Though the Air Force plans to buy as many as 2,000 Collaborative Combat Aircraft through the late 2030s, only about 100 will be built by 2029, Secretary Frank Kendall told lawmakers April 30. After an initial award last week, more CCA contracts will follow on a roughly two-year tempo, he said.
During a House Appropriations defense subcommittee hearing, Kendall was asked how many CCAs will be in service and how soon.
“We’ll have over 100 on order or delivered by the end of the [Future Years Defense Program]; that’s for Increment 1,” Kendall said. The FYDP covers the next five years, ending in fiscal 2029.
Kendall noted that he has provided a “planning figure” of 1,000 CCAs. “That’s just really to reflect the fact that we’re serious about this, it’s going to be a significant part of our force structure,” he said.
The Air Force announced Anduril and General Atomics as the finalists for the first increment of CCAs on April 24. The two companies beat out aircraft primes Boeing, Lockheed Martin, and Northrop Grumman for the award, but the service said those companies can compete for the second increment on their own dime. The Air Force has declined to disclose details of the Increment 1 contracts, including their dollar value.
Kendall has said up to 2,000 CCAs might be in the Air Force’s long-term plans. But he told lawmakers that the “ultimate number is going to depend upon all the costs, portability [of technology to and from other platforms] and a number of other factors.”
Regardless, Kendall called CCAs a “fairly transformative change to going away from the individual fighter pilots all out there at risk together, to giving our fighter pilots a wingman.
“It can be attrited to a degree—it’s intended to be survivable—but attritable,” he added, meaning the drones can be lost in acceptable numbers. “That will give us a wide range of tactics and techniques that we currently can’t utilize.”
Asked how many CCAs will be acquired for every crewed fighter, Kendall said two to five is a likely range, but that “we won’t do it for every single fighter, probably, at least not initially.”
Kendall’s desired cost of a CCA will top out at about $25 to $30 million, he said; a “fraction” of the price of a crewed fighter.

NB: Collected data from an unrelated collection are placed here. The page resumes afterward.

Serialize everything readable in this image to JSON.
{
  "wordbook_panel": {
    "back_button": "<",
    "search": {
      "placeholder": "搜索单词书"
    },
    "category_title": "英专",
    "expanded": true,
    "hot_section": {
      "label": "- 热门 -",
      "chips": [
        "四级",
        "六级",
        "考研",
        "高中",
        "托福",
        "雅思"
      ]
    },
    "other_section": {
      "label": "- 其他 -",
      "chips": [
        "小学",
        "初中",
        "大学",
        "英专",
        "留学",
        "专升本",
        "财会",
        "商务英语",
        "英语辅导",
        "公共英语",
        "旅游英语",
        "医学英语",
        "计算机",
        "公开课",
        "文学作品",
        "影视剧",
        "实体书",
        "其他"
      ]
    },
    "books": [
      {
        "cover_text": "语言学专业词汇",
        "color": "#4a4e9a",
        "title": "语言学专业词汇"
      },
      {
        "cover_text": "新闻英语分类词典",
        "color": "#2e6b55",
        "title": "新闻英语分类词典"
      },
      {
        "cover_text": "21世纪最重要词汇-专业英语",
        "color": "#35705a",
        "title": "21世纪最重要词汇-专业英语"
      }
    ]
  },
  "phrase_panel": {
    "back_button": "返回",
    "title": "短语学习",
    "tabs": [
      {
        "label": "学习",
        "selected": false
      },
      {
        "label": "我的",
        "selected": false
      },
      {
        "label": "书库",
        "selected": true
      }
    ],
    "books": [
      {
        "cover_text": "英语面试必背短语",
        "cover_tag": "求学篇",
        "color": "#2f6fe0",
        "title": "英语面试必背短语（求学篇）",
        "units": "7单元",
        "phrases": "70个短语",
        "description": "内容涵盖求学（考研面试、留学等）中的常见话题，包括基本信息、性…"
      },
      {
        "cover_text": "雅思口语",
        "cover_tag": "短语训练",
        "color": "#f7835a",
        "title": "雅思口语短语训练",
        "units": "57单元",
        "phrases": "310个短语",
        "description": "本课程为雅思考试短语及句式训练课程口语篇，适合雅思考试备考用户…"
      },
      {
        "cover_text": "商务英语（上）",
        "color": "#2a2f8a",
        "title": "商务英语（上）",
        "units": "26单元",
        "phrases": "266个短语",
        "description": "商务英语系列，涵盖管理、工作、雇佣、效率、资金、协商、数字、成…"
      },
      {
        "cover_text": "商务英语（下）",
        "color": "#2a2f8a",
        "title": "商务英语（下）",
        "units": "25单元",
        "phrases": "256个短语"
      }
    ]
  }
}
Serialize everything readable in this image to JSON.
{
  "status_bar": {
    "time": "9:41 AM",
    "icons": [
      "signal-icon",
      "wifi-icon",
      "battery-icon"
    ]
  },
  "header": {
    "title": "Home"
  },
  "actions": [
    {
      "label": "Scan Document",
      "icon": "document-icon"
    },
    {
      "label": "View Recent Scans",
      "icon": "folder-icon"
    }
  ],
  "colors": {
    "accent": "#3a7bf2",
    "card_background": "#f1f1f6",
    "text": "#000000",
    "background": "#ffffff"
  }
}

That would be about a third of the cost of an F-35, which came in at about $80 million each under the most recently-negotiated lot.
Air Force officials have said a contract for Increment 2 is expected to be awarded in 2025 or 2026, but that platform has not yet been defined. Service officials said it started out as being an “exquisite,” high-end, stealthy platform, but the service went back to the drawing board after wargames showed that large numbers of low-end CCAs were more valuable in a Pacific conflict than small numbers of high-end versions.
“The way the program is structured, it has multiple increments; they’re about two years apart,” Kendall explained in the hearing. Increment 1 is meant to go “quickly to production,” he said.
“We expect to have those aircraft in production within a few years and have deliveries before the end of the five-year plan,” he said.
Those first aircraft will “allow us to learn a lot; they’ll give us an operational capability,” Kendall said. “There’ll be a second increment coming along a couple of years behind that one. And we are particularly looking for international cooperation with that second increment.”
Boeing developed its MQ-28 Ghost Bat—also called the Airpower Teaming System—with Australia, and the Air Force has shown interest in that modular, uncrewed aircraft. The U.K. and other international partners are also working on their own autonomous aircraft. Kendall said he and Chief of Staff Gen. David W. Allvin have discussed cooperation with several allies.
Pentagon acquisition and sustainment chief William LaPlante has noted that producing the same platforms or munitions in multiple countries would enhance coalition surge capability and interoperability, and provide a powerful deterrent if such items were produced at scale.
The “secret sauce” that will “enable us to be more rapidly integrating with our allies and partners” is the fact that the CCA will generate a “government-owned reference architecture that we control,” said Allvin at the hearing.
“And so, as we are seeing advancements in the technology, we can maybe set the pace for how we can integrate and work with our allies and partners.”